Al Gore teve de fazer uma travessia do deserto, foi descredibilizado e ridicularizado, e o mundo continuou alegremente a basear a sua economia em indústrias poluentes. Mas ainda pior!, em nome de megalomanias do poder e da finança, o mundo tornou-se um lugar mais perigoso.
Passados 16 anos, o sistema eleitoral americano não tinha melhor para oferecer aos cidadãos do que Trump vs Hillary Clinton? Como é isto possível?
Um candidato à presidência da maior potência mundial não tem de se submeter a uma avaliação psicológica, mental e de personalidade, para se verificar a sua capacidade para o cargo, mental, comportamental, experiência profissional, valores democráticos, respeito pela Constituição?

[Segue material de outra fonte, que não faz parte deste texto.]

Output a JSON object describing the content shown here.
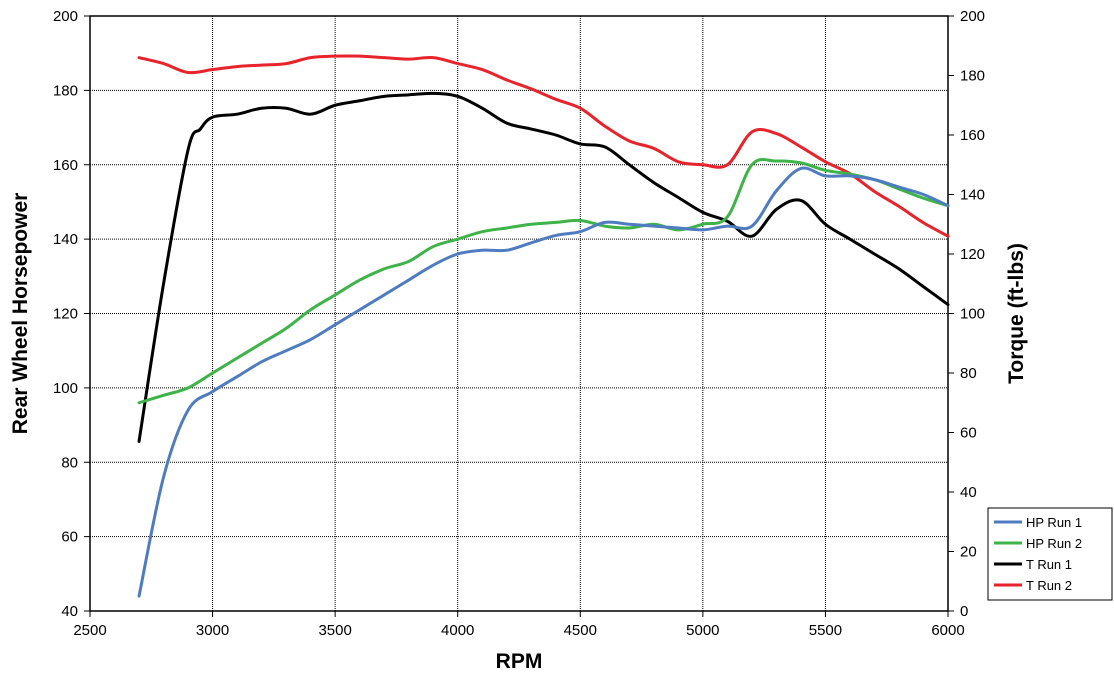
{
  "chart_data": {
    "type": "line",
    "xlabel": "RPM",
    "ylabel": "Rear Wheel Horsepower",
    "y2label": "Torque (ft-lbs)",
    "xlim": [
      2500,
      6000
    ],
    "ylim": [
      40,
      200
    ],
    "y2lim": [
      0,
      200
    ],
    "xticks": [
      2500,
      3000,
      3500,
      4000,
      4500,
      5000,
      5500,
      6000
    ],
    "yticks": [
      40,
      60,
      80,
      100,
      120,
      140,
      160,
      180,
      200
    ],
    "y2ticks": [
      0,
      20,
      40,
      60,
      80,
      100,
      120,
      140,
      160,
      180,
      200
    ],
    "grid": true,
    "legend_position": "right",
    "series": [
      {
        "name": "HP Run 1",
        "axis": "left",
        "color": "#4f7cc0",
        "x": [
          2700,
          2800,
          2900,
          3000,
          3100,
          3200,
          3300,
          3400,
          3500,
          3600,
          3700,
          3800,
          3900,
          4000,
          4100,
          4200,
          4300,
          4400,
          4500,
          4600,
          4700,
          4800,
          4900,
          5000,
          5100,
          5200,
          5300,
          5400,
          5500,
          5600,
          5700,
          5800,
          5900,
          6000
        ],
        "values": [
          44,
          76,
          94,
          99,
          103,
          107,
          110,
          113,
          117,
          121,
          125,
          129,
          133,
          136,
          137,
          137,
          139,
          141,
          142,
          144.5,
          144,
          143.5,
          143,
          142.5,
          143.5,
          143.5,
          153,
          159,
          157,
          157,
          156,
          154,
          152,
          149
        ]
      },
      {
        "name": "HP Run 2",
        "axis": "left",
        "color": "#3db348",
        "x": [
          2700,
          2800,
          2900,
          3000,
          3100,
          3200,
          3300,
          3400,
          3500,
          3600,
          3700,
          3800,
          3900,
          4000,
          4100,
          4200,
          4300,
          4400,
          4500,
          4600,
          4700,
          4800,
          4900,
          5000,
          5100,
          5200,
          5300,
          5400,
          5500,
          5600,
          5700,
          5800,
          5900,
          6000
        ],
        "values": [
          96,
          98,
          100,
          104,
          108,
          112,
          116,
          121,
          125,
          129,
          132,
          134,
          138,
          140,
          142,
          143,
          144,
          144.5,
          145,
          143.5,
          143,
          144,
          142.5,
          144,
          146,
          160,
          161,
          160.5,
          158.5,
          157.5,
          156,
          153.5,
          151,
          149
        ]
      },
      {
        "name": "T Run 1",
        "axis": "right",
        "color": "#000000",
        "x": [
          2700,
          2800,
          2900,
          2950,
          3000,
          3100,
          3200,
          3300,
          3400,
          3500,
          3600,
          3700,
          3800,
          3900,
          4000,
          4100,
          4200,
          4300,
          4400,
          4500,
          4600,
          4700,
          4800,
          4900,
          5000,
          5100,
          5200,
          5300,
          5400,
          5500,
          5600,
          5700,
          5800,
          5900,
          6000
        ],
        "values": [
          57,
          110,
          155,
          162,
          166,
          167,
          169,
          169,
          167,
          170,
          171.5,
          173,
          173.5,
          174,
          173,
          169,
          164,
          162,
          160,
          157,
          156,
          150,
          144,
          139,
          134,
          131,
          126,
          135,
          138,
          130,
          125,
          120,
          115,
          109,
          103
        ]
      },
      {
        "name": "T Run 2",
        "axis": "right",
        "color": "#e8232a",
        "x": [
          2700,
          2800,
          2900,
          3000,
          3100,
          3200,
          3300,
          3400,
          3500,
          3600,
          3700,
          3800,
          3900,
          4000,
          4100,
          4200,
          4300,
          4400,
          4500,
          4600,
          4700,
          4800,
          4900,
          5000,
          5100,
          5200,
          5300,
          5400,
          5500,
          5600,
          5700,
          5800,
          5900,
          6000
        ],
        "values": [
          186,
          184,
          181,
          182,
          183,
          183.5,
          184,
          186,
          186.5,
          186.5,
          186,
          185.5,
          186,
          184,
          182,
          178.5,
          175.5,
          172,
          169,
          163,
          158,
          155.5,
          151,
          150,
          150,
          161,
          160.5,
          156,
          151,
          147,
          141,
          136,
          130.5,
          126
        ]
      }
    ]
  }
}
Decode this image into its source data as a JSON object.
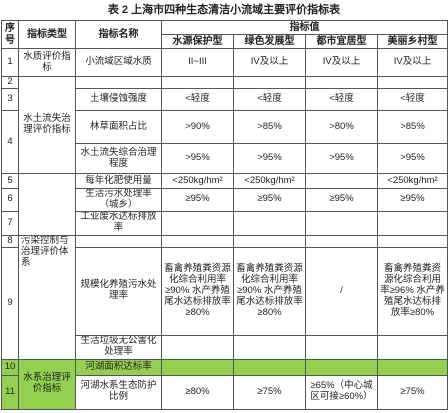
{
  "title": "表 2 上海市四种生态清洁小流域主要评价指标表",
  "header": {
    "no": "序号",
    "type": "指标类型",
    "name": "指标名称",
    "value": "指标值",
    "cols": [
      "水源保护型",
      "绿色发展型",
      "都市宜居型",
      "美丽乡村型"
    ]
  },
  "rows": [
    {
      "no": "1",
      "type": "水质评价指标",
      "name": "小流域区域水质",
      "values": [
        "II~III",
        "IV及以上",
        "IV及以上",
        "IV及以上"
      ]
    },
    {
      "no": "2",
      "type": "水土流失治理评价指标"
    },
    {
      "no": "3",
      "name": "土壤侵蚀强度",
      "values": [
        "<轻度",
        "<轻度",
        "<轻度",
        "<轻度"
      ]
    },
    {
      "no": "4",
      "name": "林草面积占比",
      "values": [
        ">90%",
        ">85%",
        ">80%",
        ">85%"
      ]
    },
    {
      "name": "水土流失综合治理程度",
      "values": [
        ">95%",
        ">95%",
        ">95%",
        ">95%"
      ]
    },
    {
      "no": "5",
      "name": "每年化肥使用量",
      "values": [
        "<250kg/hm²",
        "<250kg/hm²",
        null,
        "<250kg/hm²"
      ]
    },
    {
      "no": "6",
      "name": "生活污水处理率（城乡）",
      "values": [
        "≥95%",
        "≥95%",
        "≥95%",
        "≥95%"
      ]
    },
    {
      "no": "7",
      "name": "工业废水达标排放率"
    },
    {
      "no": "8",
      "type": "污染控制与治理评价体系"
    },
    {
      "no": "9",
      "name": "规模化养殖污水处理率",
      "values": [
        "畜禽养殖粪资源化综合利用率≥90% 水产养殖尾水达标排放率≥80%",
        "畜禽养殖粪资源化综合利用率≥90% 水产养殖尾水达标排放率≥80%",
        "/",
        "畜禽养殖粪资源化综合利用率≥96% 水产养殖尾水达标排放率≥80%"
      ]
    },
    {
      "name": "生活垃圾无公害化处理率"
    },
    {
      "no": "10",
      "type": "水系治理评价指标",
      "name": "河湖面积达标率"
    },
    {
      "no": "11",
      "name": "河湖水系生态防护比例",
      "values": [
        "≥80%",
        "≥75%",
        "≥65%（中心城区可接≥60%）",
        "≥75%"
      ]
    }
  ]
}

Não há qualquer exigência básica?
Reparem: por muito menos, erros de avaliação psicológica em profissionais de transporte levaram um piloto de uma companhia aérea a dirigir o avião - e as pessoas lá dentro -, contra uma montanha, e um piloto de um comboio de alta velocidade a descarrilar - com as pessoas lá dentro -, ao entrar numa curva acentuada.
Ao ver as notícias da CNN, da Fox, da BBC, da Sky News, até tremo. As lideranças mundiais, de que esperávamos algum bom senso e que nos dessem alguma sensação de segurança, estão em suspense. Algumas até já se dirigiram à torre de Trump - se não fosse um caso tão sério para todos nós até dava um tema para um filme. Algumas lideranças verbalizaram o impensável: Estamos à espera de ver se o Trump presidente é diferente do Trump candidato. A sério? E se o Trump presidente for mesmo o Trump candidato? Têm algum plano B?
É que tudo nos indica que o Trump presidente é mesmo o Trump candidato. E sendo assim, o que falhou? Quais os mecanismos da democracia americana, Constituição, instituições, filtros do poder, dispositivos de segurança básicos, que falharam?
Já tinham falhado com Bush, e vejam o resultado. Agora conseguiram falhar muito mais.
O que falhou:
1 - o sistema eleitoral: a avaliação prévia de cada candidato para se verificar a sua capacidade para o cargo, mental, comportamental, experiência profissional, valores democráticos, respeito pela Constituição. Imagine-se agora o Trump presidente a jurar sobre a Constituição no dia da tomada de posse, depois de ter desrespeitado quase todos os valores constitucionais... Tudo é permitido durante as campanhas, a linguagem, os preconceitos e os bodes expiatórios, o apelo à divisão, a ameaça de deportação e prisão, próprios das culturas fascizóides, e subitamente, depois das eleições, a imagem é limpa e surge imaculada na torre com o seu nome. A equipa que rodeia o eleito é toda constituída por "a good guy", "a good person". E o mundo em suspense...;
2 - o sistema político: os eleitores só têm duas opções de escolha, dois únicos partidos, duas únicas cores, vermelho e azul. O sistema está encriptado, fossilizado, fechado a uma terceira escolha. E mesmo nas duas únicas opções chega ao final quem tem mais recursos: exposição mediática, apoios influentes, etc. Foi assim com Hillary vs Bernie nas Primárias, deixando os jovens sem candidato;
3 - a cultura americana: o que é promovido nos media?, a quem se dá voz? Às elites, a celebridades, a megalómanos, a uma cultura narcísica, a uma minoria de pessoas e de interesses. Falta descodificar as agendas das elites e desmontar a desinformação. Falta dar voz aos grupos representativos das diversas regiões, dos milhões de cidadãos esquecidos pelo sistema político e financeiro. Senão, o que é que acontece? A raiva e a revolta leva-os a votar emocionalmente. O trágico é que votaram, dentro das duas únicas opções, no seu pior inimigo.